Entre los obstáculos puestos en el interior de la Iglesia a la beatificación del arzobispo salvadoreño, la ideología izquierdista del prelado –desde la óptica sobre todo de los derechos humanos y de los pobres- ha estado siempre presente como factor negativo. Wojtyla era un reaccionario doctrinal y un derechista político. Pero eso –ser de derechas- no mancilla a santo alguno. Cuando en 2007 Benedicto XVI dijo que “como persona, merece una beatificación, eso no lo dudo”, los inquisidores vaticanistas eliminaron la trascripción de las palabras del Pontífice, aun teniendo en cuenta que una cosa es ser santo “como persona” y otra como alta jerarquía de la Iglesia. Finalmente, parece que la causa de beatificación del arzobispo Romero está empezando a moverse, pero se ignora cuándo llegará ese reconocimiento a un arzobispo mártir.

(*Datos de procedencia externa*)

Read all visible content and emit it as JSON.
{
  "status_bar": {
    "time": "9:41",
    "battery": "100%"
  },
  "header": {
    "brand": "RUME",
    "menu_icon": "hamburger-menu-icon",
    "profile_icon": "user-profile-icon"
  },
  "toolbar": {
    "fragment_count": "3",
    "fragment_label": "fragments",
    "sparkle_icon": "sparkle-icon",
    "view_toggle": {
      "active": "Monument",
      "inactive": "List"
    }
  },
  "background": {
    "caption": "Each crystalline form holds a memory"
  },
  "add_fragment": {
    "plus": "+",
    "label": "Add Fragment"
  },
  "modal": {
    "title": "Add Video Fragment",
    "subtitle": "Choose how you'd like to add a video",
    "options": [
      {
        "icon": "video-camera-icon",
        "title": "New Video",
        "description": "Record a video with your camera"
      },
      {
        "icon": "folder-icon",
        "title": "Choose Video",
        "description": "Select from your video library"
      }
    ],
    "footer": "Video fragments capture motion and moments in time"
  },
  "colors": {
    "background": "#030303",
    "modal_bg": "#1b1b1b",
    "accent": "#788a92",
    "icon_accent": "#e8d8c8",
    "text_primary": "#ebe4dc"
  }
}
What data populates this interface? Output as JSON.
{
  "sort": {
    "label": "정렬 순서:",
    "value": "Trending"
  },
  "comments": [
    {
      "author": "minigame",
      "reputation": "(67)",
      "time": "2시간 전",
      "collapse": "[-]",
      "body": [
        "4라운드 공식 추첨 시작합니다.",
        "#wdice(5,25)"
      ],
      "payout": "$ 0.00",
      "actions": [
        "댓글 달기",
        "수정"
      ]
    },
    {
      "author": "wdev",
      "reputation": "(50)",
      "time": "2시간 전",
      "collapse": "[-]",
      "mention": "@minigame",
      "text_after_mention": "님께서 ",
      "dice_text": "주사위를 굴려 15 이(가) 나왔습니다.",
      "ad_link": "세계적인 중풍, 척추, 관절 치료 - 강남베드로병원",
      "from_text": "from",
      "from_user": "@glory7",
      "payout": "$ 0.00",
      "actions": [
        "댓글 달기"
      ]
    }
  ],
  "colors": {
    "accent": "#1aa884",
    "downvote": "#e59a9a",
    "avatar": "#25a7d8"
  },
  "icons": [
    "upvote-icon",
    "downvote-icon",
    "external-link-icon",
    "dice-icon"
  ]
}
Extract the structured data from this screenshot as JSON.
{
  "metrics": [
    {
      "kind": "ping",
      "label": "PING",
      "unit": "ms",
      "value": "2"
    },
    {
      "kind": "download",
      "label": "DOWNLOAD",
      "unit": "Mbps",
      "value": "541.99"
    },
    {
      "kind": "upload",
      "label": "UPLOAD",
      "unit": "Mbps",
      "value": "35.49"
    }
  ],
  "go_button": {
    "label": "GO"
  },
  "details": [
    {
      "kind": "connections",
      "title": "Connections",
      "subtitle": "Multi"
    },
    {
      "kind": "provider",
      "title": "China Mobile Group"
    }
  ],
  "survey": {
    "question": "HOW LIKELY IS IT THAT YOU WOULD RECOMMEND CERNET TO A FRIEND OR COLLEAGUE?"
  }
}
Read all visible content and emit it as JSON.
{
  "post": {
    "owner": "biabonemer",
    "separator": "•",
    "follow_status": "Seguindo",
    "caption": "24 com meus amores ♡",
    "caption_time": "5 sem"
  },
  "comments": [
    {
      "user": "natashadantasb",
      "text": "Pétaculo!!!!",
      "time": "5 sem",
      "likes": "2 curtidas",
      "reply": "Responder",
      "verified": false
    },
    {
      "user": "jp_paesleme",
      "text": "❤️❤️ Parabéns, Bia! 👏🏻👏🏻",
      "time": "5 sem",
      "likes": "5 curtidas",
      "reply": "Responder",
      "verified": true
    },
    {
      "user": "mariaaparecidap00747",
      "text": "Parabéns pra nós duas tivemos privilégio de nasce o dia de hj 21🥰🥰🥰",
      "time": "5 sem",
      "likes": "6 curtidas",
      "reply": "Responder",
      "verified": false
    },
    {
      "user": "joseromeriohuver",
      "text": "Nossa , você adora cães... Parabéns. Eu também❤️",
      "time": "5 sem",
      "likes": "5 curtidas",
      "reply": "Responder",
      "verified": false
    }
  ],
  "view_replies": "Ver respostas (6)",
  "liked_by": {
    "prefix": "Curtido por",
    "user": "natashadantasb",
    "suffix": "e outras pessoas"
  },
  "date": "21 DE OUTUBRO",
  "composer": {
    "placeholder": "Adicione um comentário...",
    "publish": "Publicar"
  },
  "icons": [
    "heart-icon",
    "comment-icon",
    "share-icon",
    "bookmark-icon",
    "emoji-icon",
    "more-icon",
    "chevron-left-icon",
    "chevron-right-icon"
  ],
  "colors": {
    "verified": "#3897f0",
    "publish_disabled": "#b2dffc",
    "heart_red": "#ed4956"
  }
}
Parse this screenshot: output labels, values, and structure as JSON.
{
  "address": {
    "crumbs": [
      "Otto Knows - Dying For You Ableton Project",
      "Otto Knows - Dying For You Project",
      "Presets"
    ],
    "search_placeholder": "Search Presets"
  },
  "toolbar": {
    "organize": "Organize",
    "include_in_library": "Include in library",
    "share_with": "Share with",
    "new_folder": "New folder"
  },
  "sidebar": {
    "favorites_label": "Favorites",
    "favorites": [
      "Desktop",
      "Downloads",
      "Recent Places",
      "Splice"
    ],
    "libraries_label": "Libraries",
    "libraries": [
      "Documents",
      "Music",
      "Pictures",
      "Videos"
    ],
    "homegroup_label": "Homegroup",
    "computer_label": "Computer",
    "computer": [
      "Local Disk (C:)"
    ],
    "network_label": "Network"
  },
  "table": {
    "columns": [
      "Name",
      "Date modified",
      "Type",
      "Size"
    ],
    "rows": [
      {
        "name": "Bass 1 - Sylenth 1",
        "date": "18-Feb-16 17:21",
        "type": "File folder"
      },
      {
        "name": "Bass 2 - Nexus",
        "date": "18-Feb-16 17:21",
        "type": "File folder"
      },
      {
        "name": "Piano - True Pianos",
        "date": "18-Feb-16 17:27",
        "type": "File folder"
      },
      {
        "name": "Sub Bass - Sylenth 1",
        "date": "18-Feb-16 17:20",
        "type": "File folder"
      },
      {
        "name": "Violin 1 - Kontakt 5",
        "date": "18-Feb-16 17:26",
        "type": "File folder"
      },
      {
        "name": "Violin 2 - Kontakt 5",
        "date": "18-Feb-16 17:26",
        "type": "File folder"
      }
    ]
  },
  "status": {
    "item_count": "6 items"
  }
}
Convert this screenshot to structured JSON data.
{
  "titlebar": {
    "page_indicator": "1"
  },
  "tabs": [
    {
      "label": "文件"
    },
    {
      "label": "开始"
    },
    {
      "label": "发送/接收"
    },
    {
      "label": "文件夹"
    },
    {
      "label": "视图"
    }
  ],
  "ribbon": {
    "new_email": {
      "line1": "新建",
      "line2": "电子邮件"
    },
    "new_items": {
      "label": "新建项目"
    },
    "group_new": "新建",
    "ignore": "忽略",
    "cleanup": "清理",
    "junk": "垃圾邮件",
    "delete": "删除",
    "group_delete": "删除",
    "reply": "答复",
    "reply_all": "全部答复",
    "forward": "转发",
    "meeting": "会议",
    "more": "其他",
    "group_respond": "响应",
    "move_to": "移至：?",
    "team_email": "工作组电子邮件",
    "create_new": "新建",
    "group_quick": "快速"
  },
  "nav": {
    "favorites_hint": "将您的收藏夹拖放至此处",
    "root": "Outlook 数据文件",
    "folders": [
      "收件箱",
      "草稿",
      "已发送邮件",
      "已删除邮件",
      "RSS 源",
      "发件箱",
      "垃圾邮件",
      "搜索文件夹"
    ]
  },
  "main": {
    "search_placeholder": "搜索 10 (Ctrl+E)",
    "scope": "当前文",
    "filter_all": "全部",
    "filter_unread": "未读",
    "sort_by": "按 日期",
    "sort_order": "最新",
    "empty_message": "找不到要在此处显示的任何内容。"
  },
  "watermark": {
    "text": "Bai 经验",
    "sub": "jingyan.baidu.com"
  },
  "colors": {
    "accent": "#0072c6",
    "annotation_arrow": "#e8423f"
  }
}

Los mismos que mataron a Romero
Un año después de la comunión de Pinochet de manos de Juan Pablo II y nueve años después del atentado mortal del arzobispo Romero, fueron asesinados seis jesuitas y dos mujeres auxiliares por unos treinta militares de las Fuerzas Armadas de El Salvador en la Universidad Centroamericana. Monseñor Rosa, al enterarse del asesinato declaró: “Los han matado los mismos que mataron a monseñor Romero”. Mataron a Ignacio Ellacuría y a otros jesuitas españoles. Jon Sobrino, uno de los principales apóstoles de la Teología de la Liberación se salvó de morir de verdadero milagro.

Marcial Maciel
Pero ni este milagro ni cualquier otro, si se produjera, conseguiría que los jesuitas aniquilados y estas dos mujeres, madre e hija, sean beatificados. La Teología de la Liberación es maldita para los jerarcas de la Iglesia. Adular a tiranos sangrientos es otra cosa. Por cierto, ¿en el proceso de santidad para Juan Pablo II se ha investigado con rigor si Wojtyla protegió –como parece- al cura mejicano Marcial Maciel, pederasta y de vida contraria a su sacerdocio, fundador de Los legionarios de Cristo? En todo caso, todo esto poco importa a los jefes Vaticano. Dios nos coja confesados.